Wednesday, October 6, 2010

Women of East Germany

This is facinating - a study has found that women raised in East Germany are, well, better. They diet less, make only 6 percent less than men, compared to the West's 26 per cent. They have kids earlier and work full time and have higher-positioned jobs. They have less issues about childcare and balancing work/parenting. Younger childrearing and daycare aren't necessarily positive things in themselves, but the lack of neurosis surrounding them might be. You could argue that sending a kid to daycare at 3 months is too soon, that he needs his mom around him constantly for a little longer. But if the mom, when she does bring him home, feels no guilt, is positive and happy and fulfilled in the time she has with him, that's probably a good thing.

But it makes me think about the positives of growing up in a Communist sustem, which are never, ever talked about. We value freedom above all else, so any system that restricts it is EVIL. But the few people I've met who have grown up under communist rule; my bitchy but brilliant translator in Kazakhstan, Sacha; Xiao Bei, a former Red Guard; the poets we met in Cuba who ran the Writer's Union there; my step-father's good freind who had to build his own computer from the scraps we sent him, piece by piece in the mail. They were so self-sufficiant, such hard-workers, that talking to them made the weaknesses that come from having grown up in the West flare up like a rash.

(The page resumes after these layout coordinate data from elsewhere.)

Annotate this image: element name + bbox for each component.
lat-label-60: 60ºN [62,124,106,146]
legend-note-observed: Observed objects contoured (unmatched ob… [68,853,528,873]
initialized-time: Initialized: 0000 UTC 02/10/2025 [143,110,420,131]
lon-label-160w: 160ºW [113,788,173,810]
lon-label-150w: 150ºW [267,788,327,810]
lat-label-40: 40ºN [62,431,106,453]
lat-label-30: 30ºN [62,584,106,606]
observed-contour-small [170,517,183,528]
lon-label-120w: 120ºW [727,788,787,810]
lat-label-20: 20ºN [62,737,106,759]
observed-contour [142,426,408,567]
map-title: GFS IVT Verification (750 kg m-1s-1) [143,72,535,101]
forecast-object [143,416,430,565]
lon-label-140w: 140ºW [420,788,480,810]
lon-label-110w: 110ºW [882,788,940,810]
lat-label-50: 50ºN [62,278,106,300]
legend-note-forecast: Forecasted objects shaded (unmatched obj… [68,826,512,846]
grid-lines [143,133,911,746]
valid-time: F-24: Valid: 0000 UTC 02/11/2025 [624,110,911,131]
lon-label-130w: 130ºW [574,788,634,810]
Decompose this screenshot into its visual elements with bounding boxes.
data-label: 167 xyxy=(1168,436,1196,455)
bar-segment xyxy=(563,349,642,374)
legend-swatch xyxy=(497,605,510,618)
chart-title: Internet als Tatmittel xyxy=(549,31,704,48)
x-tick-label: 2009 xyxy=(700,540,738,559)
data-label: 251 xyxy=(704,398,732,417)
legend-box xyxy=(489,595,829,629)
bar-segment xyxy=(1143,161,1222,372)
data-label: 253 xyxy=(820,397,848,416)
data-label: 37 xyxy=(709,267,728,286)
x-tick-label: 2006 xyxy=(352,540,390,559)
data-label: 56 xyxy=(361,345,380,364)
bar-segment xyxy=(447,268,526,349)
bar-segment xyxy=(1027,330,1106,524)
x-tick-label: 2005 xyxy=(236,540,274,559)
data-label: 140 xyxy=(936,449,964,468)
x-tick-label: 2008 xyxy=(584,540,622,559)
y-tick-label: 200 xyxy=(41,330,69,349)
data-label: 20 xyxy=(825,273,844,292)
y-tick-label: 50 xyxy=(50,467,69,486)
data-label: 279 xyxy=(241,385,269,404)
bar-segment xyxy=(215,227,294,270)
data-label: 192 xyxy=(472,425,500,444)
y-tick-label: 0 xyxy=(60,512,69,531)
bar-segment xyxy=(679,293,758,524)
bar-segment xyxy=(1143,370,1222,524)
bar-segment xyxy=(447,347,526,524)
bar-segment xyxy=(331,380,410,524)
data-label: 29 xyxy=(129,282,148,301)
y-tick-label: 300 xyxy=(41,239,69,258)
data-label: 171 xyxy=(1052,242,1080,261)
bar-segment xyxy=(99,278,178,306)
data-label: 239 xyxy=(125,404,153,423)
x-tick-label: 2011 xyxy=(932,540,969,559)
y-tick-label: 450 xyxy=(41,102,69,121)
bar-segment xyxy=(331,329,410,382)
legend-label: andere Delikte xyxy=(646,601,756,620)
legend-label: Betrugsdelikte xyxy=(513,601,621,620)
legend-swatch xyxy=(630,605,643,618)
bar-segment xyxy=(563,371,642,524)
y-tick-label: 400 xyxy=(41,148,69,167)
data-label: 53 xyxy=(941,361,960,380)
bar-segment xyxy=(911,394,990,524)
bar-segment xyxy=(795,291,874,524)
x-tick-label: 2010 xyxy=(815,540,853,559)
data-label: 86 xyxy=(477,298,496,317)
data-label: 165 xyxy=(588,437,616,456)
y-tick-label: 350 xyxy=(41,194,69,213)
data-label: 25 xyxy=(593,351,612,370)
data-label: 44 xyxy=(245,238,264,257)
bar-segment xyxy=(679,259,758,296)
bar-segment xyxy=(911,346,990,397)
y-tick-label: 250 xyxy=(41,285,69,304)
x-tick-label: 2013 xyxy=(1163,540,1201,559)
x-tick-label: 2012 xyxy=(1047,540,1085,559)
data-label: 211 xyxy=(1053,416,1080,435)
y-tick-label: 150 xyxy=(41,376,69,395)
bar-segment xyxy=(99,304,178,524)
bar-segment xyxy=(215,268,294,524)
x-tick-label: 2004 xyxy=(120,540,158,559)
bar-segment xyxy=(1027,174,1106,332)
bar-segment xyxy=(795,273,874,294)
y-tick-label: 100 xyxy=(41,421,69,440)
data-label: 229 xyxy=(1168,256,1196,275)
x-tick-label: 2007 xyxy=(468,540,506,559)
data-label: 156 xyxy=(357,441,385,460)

Sacha had a mind like a steel trap and worked with a focus and energy that blew me away. She wasn't nice, which was startling because, where I'm from, niceness, especially in women, is very important. I mean, most ANTM winners climb to the top based on their "likeability." Presidents are elected based on "likeability." It's a personal softness that indicates the common touch, a relateability. You haven't gotten too big for your britches if you're still likeable.

But Sacha grew up not having the luxury of worrying about things like that. Maybe a little hardship produces personal strength, and we've constructed our culture so much around likeability, commonality, individual convenience and comfort; TV watched alone in our living rooms, ect ect, that we've lost a bit of that strength. I know very strong people from North America, of course. But culturally, comfort has taken a big lead in priorities. Comfort and freedom. Maybe that bubble has burst now, though. We're paying the price for easy luxury.

2 comments:

  1. I love this, C. I'm sure Communism has major disadvantages too, but I also think that North Americans (many Westerners) have definitely lost perspective - from the 20th Century onward - with regards to comfort, and even freedom. We create our own pathologies by eschewing the hard truths of capitalism and bury these beneath a flimsy banquet of pop culture.

    ReplyDelete
  2. Totally. Comfort/convenience as a right, rather than privledge. This belief created the housing bubble. Well, the banks and lack of regulation did, but that core belief supplied the need. You must read Freedom by Johanthan Franzen. It lives up to the hype, in spades.